The ruling sets the stage for defense attorneys to use the same arguments in sexual assault cases throughout the military.
Should other judges accept the same line of reasoning, commands would have to consider issuing lesser administrative discharges to servicemembers found guilty of sexual assault. In some cases, this could allow servicemembers found guilty of sex crimes to retain veterans benefits, according to Defense Department regulations.
Wow. This is a big deal, especially when you consider the context of today’s raging debate regarding the alleged high number of sexual assaults in the military and an unwritten system of reporting that supposedly punishes the accusers. I’m sure this was not the intent of President Obama when he made his comments back in May, but nevertheless this is the result. One would think that someone as well-versed in law as our “Constitutional scholar President” supposedly is would understand that he needs to be very cautious as Commander in Chief in making comments about the punishment defendants in military trials should receive, but apparently not:
As soon as Obama made his off-the-cuff comment, military lawyers began to voice concern that his comments might be detrimental. “I thought of the unlawful command influence issue as soon as he spoke,” said James Mackler, a private attorney and Army reserve lawyer who was involved in sexual assault cases while on active duty.
“The principle behind it is a sound principle, which is that in the military there is a lot of pressure to follow the directives of your commanders, including the president,” he said. “It’s a legitimate problem.”
As a lawyer, Obama knows to be cautious in speaking about specific cases — as he has been for the past week in not speaking out on Edward Snowden — but may not be as familiar with the military justice system, Mackler said, where unlawful command influence creates problems, as it has in these cases and likely many more to come.
PJ Tatler’s Rick Moran chided the President for putting attempts to solidify his appeal to “women’s groups” over the rule of military law:
The president used the press conference to try and score political points with women’s groups who have been agitating for harsher treatment of sexual assault cases.
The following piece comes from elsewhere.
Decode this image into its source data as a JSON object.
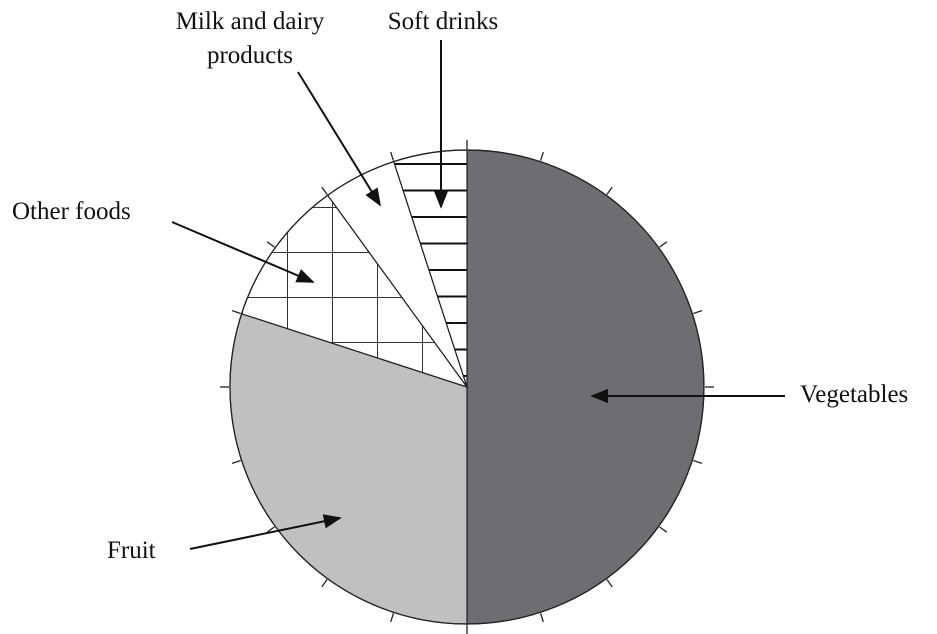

The disposition of sexual assault cases is not at issue here. This is a question of knowledge and competence. In Obama’s eagerness to show women’s groups how tough he is going to be on military personnel convicted of sexual assault crimes, he stupidly handed defense lawyers a gift — and tied the hands of military judges.
Those convicted of serious sexual assault charges will still go to prison. But being unable to dishonorably discharge the felons means it’s possible one could be convicted of sexual assault and still be eligible for veterans’ benefits.
A president more respectful of military traditions would not have made such a stupid gaffe.
Let’s take a moment and think about how “feminists” and other left wing activists would react to this judge’s ruling if it’s something that happened during the Bush administration … as it stands, their reaction in this case will be quite muted, I assure you. Why? Because Obama is the pro-abortion President they’ve always dreamed of, even more so than Bubba Clinton, and really – when all is said and done with this administration when it comes to left wing women, that is -sadly – all that matters.